Modellhafte Abbildung des Kommunikationsvorgangs

Erweitertes Kommunikationsmodell


Das erweiterte Modell versteht sich als Kritik an der Unvollständigkeit des ersten Modells. Gleichzeitig weist es auf Bereiche hin, die für die Linguistik von Forschungsrelevanz sind, will man eine adäquate Beschreibung von Sprache, ihrer Produktion, Übermittlung und Verständnis erreichen.  
Eine wichtige Voraussetzung für den Kodierungsprozess ist die strikte Trennung zwischen Sprach- und Wissensspeicher, die nicht immer selbstverständlich war. Für Studierende romanischer Sprachen ist es selbstverständlich, dass der Sprach- und Wissensspeicher zwar miteinander korrelieren, dass aber die beiden getrennt funktionieren: Auch wenn der Sprachspeicher in einer gerade neu zu erwerbenden Sprache noch gering ist, auf jeden Fall geringer als in der Muttersprache, ist doch der Wissensspeicher davon nicht tangiert. In jüngster Zeit weiß man mehr über die Abspeicherung von Sprache und Wissensrepräsentationen. Gerade der Mehrsprachige hat vielfältige netzwerkartige Bahnen zwischen seinem multilingualen Sprachspeicher und dem Wissensspeicher entwickelt. Das Faktum, dass Sprach- und Wissenspeicher bei Sender und Hörer grundsätzlich verschieden gestaltet sind, verdeutlicht, dass eine perfekte Übermittlung einer Botschaft gar nicht möglich ist. Es gibt also immer nur eine teilweise Übermittlung und ein partielles Verständnis von dem, was kodiert und gesendet wird.
Neben dem Sprach- und Wissensspeicher ist es vor allem die kommunikative Intention - ein Gebiet, mit dem sich die linguistische Pragmatik heute beschäftigt - und auf der Empfängerseite die entsprechende oder divergierende Erwartungshaltung, die den Kodierungs- wie Dekodierungsprozess entscheidend beeinflusst. 


EinfachesKommunikationsmodel2

Ferner wird bei diesem Modell deutlich, welche wichtigen Einflüsse beim Kodierungsprozess eine Rolle spielen. Das partnertaktische Programm ist dabei ein wichtiges Element aus dem Sozialverhalten, das deutliche Einflüsse auf den Kodierungsprozess hat. Man denke an die Möglichkeiten, die Sprachen besitzen, Männlichkeit und Weiblichkeit zu markieren, soziale Distanz oder Nähe auszudrücken und ähnliche Phänomene.
Auch die psycho-physische Verfassung des Senders wie des Empfängers ist von erheblicher Bedeutung für den kommunikativen Ablauf. In einer angespannten Prüfungssituation verhält man sich verbal oft anders als in einer entspannten Alltagssituation. Stressfaktoren bestimmen die Prozesse von Kodierung und Dekodierung. 
Äußere situative Faktoren schließlich können von entscheidender Bedeutung für den Gesamtprozess sein. Dabei handelt es sich nicht nur um Lärm, der kommunikationsstörend sein kann, ein offenes Fenster, der Klassenraum, die feierliche Atmosphäre bei einem festlichen Ereignis, eine erotisierende Umgebung, Musik, Narkotika, all diese Phänomene können Einfluss nehmen.   

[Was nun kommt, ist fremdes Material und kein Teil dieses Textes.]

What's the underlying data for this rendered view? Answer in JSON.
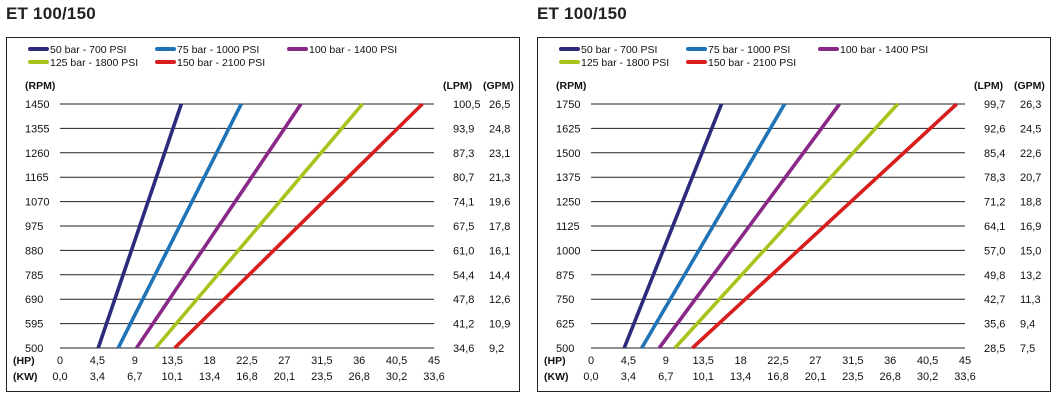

Das als Kritik an dem vereinfachten Modell gedachte Erweiterungsmodell verdeutlicht, dass die Linguistik zur Deskription von sprachlicher Kodierung eine Vielzahl von anderen Disziplinen benötigt, mit denen sie kooperieren muss, um eine adäquate Beschreibung zu erreichen. Hier ist die Geburtsstunde für die vielen in den 60er und 70er Jahren des vergangenen Jahrhunderts entstandenen linguistischen Disziplinen zu sehen, die manche Theoretiker gerne als "Bindestrich-Linguistiken" abgetan haben. Das Modell zeigt deutlich Bedürfnisse linguistischer Beschreibung auf, es weist auf die Lücken hin, die sich auftun, wenn man Sprachwissenschaft auf die Beschreibung des Kodierungs- und Dekodierungsprozesses im Bereich von Phonetik und Phonolige, Morphemik und Morphologie, Syntax und Semantik beschränkt. Der nicht zu erreichende Idealfall wäre eine modellhafte Beschreibung des sprachlichen Kodierungsprozesses als Ablauf, den man in einem kybernetischen Modell nachvollziehen kann. Sprache wird dann verstanden als eine menschliche Kodierungsfähigkeit, die in soziale Gesetzmäßigkeiten eingebettet ist. Dies wurde mit dem Aufkommen der Soziolinguistik versucht.